The most memorable thing

When my father told me, he usually begins by asking: "Today is the father told his son admires you?". So on until my dad on a more old, and we are increasingly bound together more.
In 82 years, my father was ready to go, and I also standard for him to be psychologically from my father suffered. We laughed, cried and held hands, told each other about our love and agreed that it was time to do so. I said, "Dad, after his father goes, I want to re-sign that his father was right." My father laughed and said I was weird, my father did not believe in reincarnation. I'm also not so optimistic, but I have many experiences that I believe will get the signal from the other world.

Close to my father and I feel the rhythm His heart beating in his chest when he breathed his last. Day after day after that, I wait "sign" from him but did not find anything. Every night I dream about his own desire. 4 months passed and I did not see anything happening outside the sadness. My mother died five years ago because of Alzheimer's disease and even though I was raising her daughter alone, I felt like I was an orphan.

One day, when I was lying on massage table in dark rooms waiting "signal" from my father, a desire to rush forward to meeting with my father. I started wondering whether I too demanding it or not. I also found myself in a state of twilight. I tried to escape from that state. Each of my mind like every drop of water falls in a quiet pond. Then I thought I was trying to control messages from the afterlife and I'll stop now.

Suddenly my mother's face appeared-my mother just as she has not been Alzheimer's disease. Her silver hair on his face lovingly removed. She is so evident that I feel can reach out and touch her. I smell the familiar fragrance of her Joy. She seemed to wait and not say anything. I'm wondering why I was thinking of my father my mother appeared and I feel guilty because I did not expect to see her like that.

I said, "Mom , I was sad because she has suffered such a horrible disease. "

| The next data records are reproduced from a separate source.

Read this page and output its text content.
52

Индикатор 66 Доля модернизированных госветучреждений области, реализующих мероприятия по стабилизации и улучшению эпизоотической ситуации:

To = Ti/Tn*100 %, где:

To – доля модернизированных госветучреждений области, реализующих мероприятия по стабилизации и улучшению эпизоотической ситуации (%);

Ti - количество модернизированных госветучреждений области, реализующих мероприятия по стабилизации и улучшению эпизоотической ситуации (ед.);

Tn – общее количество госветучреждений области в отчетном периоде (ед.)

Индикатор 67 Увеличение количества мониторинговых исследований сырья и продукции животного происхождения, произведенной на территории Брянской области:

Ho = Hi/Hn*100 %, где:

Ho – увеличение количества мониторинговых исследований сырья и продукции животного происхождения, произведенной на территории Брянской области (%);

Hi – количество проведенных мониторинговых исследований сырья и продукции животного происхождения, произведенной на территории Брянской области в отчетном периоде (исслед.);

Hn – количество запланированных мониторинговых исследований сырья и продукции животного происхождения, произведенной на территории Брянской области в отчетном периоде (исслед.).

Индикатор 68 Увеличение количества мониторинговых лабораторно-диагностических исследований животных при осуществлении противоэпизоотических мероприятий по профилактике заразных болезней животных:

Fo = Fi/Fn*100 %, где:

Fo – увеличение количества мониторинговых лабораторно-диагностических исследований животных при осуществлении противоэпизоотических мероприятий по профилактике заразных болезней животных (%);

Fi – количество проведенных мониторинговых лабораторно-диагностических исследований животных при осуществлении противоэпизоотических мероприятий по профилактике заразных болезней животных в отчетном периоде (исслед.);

She turned aside as recognition of what I said and smiled, a smile-beautiful and very special . She said, but all I remember is the love of children, then she disappeared.

I feel good suddenly cold in the room also suddenly become cold. I know that love we give and receive is the most important and that's the most memorable. The bear will go away - forever love.

I do not get signal from my father, but I believe that someday, he will appear and say: Father Today told me that his father loves me not it?